DVP procedures are surging and now account for the largest number of Intuitive's procedures. According to a late-April report by Tom Gunderson, a medical device analyst at Piper Jaffray (Minneapolis, Minnesota), about 1,000 DVP procedures were performed with the da Vinci in 1Q04. By the fourth quarter, Gunderson projects that number to nearly triple to 2,700.

Another prostate cancer therapy enjoying booming growth is cryotherapy, which is dominated by Endocare (Irvine, California). According to MRG, cryoablation of the prostate accounted for a scant 4% share of the market in 2003, but it is forecasted to surge to an 11% share by 2007, which would represent the fastest-growing modality in the prostate cancer surgery space.
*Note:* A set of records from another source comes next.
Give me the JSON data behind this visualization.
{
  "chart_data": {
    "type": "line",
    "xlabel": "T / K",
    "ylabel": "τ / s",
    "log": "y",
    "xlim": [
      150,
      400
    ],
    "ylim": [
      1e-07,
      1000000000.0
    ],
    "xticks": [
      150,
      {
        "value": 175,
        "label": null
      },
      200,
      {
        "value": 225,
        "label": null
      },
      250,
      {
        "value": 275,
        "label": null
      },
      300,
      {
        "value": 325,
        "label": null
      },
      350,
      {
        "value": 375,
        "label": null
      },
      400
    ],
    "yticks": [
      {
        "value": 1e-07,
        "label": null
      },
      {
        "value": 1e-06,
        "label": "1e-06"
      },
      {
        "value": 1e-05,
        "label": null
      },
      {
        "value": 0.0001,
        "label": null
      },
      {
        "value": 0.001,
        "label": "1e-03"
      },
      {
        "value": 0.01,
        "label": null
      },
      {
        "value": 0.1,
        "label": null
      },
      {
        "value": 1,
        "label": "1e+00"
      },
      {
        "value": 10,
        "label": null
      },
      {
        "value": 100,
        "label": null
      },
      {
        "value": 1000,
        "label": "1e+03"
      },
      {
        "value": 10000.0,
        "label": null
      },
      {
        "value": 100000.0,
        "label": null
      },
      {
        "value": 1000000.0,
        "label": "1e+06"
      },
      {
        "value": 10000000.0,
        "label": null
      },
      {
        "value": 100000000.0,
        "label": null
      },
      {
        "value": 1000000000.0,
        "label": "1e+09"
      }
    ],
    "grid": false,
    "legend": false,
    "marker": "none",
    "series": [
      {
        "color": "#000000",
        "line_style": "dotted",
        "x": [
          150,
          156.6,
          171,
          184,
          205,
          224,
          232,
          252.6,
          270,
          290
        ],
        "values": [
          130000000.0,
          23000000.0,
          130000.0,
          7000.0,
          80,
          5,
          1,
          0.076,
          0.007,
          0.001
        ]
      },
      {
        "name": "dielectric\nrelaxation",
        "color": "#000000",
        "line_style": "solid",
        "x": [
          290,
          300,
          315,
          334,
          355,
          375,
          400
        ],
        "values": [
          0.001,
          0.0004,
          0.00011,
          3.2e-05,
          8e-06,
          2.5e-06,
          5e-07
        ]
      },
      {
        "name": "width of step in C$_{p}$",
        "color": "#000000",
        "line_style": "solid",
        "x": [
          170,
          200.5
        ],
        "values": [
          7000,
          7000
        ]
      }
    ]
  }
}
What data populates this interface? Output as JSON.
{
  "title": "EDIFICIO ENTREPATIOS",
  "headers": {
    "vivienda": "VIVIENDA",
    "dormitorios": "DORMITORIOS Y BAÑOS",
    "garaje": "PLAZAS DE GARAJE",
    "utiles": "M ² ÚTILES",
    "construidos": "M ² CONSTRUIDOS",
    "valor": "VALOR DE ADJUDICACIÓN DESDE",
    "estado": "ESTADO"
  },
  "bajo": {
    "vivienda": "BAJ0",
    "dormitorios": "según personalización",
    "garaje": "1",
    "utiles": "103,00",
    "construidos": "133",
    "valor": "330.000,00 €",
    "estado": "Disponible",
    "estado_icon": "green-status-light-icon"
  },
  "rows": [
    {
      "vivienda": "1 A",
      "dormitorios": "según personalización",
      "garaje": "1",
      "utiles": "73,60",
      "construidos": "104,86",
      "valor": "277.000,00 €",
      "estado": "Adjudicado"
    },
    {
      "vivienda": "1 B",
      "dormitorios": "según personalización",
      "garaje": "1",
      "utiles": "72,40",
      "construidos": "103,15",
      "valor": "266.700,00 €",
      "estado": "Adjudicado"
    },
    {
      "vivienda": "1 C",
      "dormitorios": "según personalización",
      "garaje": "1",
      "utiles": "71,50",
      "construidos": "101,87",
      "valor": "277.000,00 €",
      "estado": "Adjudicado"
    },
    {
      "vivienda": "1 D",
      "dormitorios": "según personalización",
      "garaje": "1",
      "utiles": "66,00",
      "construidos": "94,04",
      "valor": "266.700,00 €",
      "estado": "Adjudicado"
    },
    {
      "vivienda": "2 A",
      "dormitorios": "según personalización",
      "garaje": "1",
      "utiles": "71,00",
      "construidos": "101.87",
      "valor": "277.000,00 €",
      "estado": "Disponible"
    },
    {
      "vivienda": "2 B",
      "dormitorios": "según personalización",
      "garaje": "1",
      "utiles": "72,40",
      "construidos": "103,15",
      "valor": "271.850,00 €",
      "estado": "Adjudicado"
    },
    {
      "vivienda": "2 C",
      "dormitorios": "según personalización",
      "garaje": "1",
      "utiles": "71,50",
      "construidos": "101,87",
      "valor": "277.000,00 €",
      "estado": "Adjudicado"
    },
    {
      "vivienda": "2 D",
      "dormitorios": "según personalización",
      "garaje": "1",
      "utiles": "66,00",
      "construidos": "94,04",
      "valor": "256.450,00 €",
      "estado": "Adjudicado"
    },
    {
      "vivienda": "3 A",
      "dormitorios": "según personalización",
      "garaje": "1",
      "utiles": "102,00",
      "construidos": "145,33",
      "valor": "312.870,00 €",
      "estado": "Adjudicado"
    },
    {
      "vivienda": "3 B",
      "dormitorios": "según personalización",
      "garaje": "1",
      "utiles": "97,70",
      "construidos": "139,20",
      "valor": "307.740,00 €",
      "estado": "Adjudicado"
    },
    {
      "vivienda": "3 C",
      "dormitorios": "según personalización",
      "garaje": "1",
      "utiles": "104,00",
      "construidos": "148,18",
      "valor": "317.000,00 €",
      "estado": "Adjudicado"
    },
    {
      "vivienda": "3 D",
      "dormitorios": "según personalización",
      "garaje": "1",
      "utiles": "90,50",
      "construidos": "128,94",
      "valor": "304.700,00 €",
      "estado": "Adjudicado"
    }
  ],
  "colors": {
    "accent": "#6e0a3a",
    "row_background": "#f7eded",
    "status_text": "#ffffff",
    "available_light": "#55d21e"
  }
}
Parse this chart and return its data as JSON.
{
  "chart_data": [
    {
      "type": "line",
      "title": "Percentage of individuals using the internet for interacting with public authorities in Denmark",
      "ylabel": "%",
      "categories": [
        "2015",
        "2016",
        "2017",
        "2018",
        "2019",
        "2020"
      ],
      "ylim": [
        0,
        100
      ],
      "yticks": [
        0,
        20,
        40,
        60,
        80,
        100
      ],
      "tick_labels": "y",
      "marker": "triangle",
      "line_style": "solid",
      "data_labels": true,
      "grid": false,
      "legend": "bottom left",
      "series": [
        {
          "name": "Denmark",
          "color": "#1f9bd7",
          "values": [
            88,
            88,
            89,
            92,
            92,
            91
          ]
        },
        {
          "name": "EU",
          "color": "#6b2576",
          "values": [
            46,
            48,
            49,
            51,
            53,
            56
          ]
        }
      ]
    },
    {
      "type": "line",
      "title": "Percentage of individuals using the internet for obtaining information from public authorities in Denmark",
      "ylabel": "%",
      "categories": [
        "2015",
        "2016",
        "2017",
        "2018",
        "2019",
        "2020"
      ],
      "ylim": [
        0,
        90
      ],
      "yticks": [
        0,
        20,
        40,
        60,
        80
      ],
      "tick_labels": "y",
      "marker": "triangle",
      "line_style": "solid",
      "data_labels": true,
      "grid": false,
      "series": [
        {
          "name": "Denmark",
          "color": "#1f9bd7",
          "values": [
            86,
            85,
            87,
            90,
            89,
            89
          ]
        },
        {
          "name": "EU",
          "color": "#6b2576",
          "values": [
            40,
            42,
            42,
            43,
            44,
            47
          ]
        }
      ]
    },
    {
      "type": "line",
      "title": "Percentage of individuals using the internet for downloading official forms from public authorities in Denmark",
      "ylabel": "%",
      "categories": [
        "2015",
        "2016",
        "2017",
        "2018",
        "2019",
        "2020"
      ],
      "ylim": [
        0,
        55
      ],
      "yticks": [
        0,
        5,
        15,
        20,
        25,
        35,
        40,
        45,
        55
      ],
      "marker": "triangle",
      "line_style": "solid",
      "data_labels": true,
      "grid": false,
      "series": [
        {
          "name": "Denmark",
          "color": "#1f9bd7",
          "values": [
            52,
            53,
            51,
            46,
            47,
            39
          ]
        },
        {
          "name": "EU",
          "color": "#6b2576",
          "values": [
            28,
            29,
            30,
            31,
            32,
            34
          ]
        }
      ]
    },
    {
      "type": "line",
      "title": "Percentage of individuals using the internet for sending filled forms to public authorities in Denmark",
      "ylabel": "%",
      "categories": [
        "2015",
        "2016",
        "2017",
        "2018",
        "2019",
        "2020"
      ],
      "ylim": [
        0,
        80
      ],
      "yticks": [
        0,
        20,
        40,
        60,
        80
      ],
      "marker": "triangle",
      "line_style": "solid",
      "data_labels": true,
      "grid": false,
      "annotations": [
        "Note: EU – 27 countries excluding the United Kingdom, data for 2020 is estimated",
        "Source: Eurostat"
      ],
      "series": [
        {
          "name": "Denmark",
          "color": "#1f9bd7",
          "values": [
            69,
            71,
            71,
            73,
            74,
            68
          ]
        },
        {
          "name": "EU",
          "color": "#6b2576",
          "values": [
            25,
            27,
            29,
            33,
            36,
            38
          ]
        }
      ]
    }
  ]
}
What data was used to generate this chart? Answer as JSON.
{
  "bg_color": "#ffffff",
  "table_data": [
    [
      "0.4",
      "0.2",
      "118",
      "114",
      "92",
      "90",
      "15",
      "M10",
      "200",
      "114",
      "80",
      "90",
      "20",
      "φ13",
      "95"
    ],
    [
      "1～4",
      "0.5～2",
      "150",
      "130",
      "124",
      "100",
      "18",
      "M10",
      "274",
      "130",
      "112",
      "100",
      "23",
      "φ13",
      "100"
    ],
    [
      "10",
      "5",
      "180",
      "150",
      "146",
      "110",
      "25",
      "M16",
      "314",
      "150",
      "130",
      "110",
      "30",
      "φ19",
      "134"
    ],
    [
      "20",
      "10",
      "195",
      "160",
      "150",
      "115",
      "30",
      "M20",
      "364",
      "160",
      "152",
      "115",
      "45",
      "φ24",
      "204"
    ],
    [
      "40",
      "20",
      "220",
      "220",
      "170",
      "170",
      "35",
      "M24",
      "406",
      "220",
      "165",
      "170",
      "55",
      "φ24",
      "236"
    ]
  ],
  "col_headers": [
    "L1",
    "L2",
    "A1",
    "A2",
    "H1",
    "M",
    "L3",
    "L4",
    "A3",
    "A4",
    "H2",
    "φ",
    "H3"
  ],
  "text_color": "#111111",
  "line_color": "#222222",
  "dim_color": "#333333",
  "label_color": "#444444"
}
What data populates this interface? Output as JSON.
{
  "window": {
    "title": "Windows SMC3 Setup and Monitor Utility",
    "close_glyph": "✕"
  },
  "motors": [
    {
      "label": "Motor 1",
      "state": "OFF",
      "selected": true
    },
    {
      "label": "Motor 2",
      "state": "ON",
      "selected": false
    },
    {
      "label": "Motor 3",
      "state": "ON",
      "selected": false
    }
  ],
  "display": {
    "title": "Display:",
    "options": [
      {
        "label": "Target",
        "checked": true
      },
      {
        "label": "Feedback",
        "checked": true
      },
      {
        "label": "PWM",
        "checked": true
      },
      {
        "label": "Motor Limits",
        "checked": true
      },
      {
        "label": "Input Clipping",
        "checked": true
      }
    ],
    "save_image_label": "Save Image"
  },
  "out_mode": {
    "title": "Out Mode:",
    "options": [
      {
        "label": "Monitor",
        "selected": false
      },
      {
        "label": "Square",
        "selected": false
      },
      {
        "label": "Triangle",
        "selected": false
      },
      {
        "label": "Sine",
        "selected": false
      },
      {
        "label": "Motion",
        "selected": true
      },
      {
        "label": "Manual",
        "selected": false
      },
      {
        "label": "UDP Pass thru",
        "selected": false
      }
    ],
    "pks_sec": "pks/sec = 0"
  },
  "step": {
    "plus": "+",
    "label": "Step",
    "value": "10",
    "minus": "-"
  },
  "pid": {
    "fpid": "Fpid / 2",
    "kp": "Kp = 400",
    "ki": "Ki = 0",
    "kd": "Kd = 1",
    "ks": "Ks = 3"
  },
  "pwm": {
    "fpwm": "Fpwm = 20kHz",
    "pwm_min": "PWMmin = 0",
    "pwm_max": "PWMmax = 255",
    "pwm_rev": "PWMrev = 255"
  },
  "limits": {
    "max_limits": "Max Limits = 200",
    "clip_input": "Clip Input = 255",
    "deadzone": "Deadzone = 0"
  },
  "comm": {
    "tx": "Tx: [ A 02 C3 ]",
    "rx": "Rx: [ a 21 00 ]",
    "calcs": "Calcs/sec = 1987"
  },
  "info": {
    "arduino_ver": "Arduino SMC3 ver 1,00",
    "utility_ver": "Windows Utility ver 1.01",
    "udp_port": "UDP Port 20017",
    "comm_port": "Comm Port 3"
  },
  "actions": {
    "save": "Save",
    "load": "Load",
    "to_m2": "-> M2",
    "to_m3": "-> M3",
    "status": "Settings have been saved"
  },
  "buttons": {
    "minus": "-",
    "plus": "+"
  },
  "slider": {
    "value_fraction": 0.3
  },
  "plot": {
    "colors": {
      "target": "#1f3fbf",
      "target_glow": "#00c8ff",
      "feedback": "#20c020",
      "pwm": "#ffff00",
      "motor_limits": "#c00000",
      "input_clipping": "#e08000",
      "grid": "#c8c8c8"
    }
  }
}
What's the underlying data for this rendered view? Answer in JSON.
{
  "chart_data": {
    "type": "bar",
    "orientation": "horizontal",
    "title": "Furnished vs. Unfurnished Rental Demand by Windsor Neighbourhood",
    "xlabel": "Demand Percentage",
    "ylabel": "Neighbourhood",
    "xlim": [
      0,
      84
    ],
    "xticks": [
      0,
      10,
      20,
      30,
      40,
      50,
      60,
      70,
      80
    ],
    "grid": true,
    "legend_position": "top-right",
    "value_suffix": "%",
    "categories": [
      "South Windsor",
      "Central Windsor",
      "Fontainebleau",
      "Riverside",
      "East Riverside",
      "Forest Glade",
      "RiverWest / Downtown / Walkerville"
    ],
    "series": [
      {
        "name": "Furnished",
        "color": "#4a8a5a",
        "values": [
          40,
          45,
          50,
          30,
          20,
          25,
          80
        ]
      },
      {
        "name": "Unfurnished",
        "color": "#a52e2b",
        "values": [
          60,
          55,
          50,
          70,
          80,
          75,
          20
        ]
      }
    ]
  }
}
Endocare's 1Q04 results bear testimony to the robust growth of cryotherapy, as the company showed a 37% jump in prostate cryotherapy procedures over the comparable 2003 period. That growth rate was in line with its procedure growth in 2003 over the 2002 performance and is all the more impressive considering the company has been ensnared with onerous accounting and legal problems since 4Q02.

Cryotherapy, or deep freezing to destroy malignant tissue, has been available for about a decade but had developed a poor reputation in the late 1990s because of erratic performance of the equipment, lack of reimbursement and the paucity of solid clinical data. Endocare has restored cryotherapy's credibility and, along with its lone competitor, Oncura (Plymouth Meeting, Pennsylvania), is experiencing increasing acceptance of the technology.

David Ellis, MD of Urology Associates of North Texas (Arlington, Texas), told BBI that there now is "overwhelming data that cryotherapy is good medicine." In fact, he indicated that his group practice, the largest in the U.S. with 36 urologists on board, has turned almost entirely to cryotherapy and radical prostatectomy in dealing with prostate cancer. The group has purchased a da Vinci system and now is actively performing DVP procedures.

"These two modalities are clearly the future of prostate cancer therapy," Ellis said, noting that patients are demanding the least-invasive method to treat this disease. He added: "I cannot imagine that knife surgery will be practiced 10 years from now."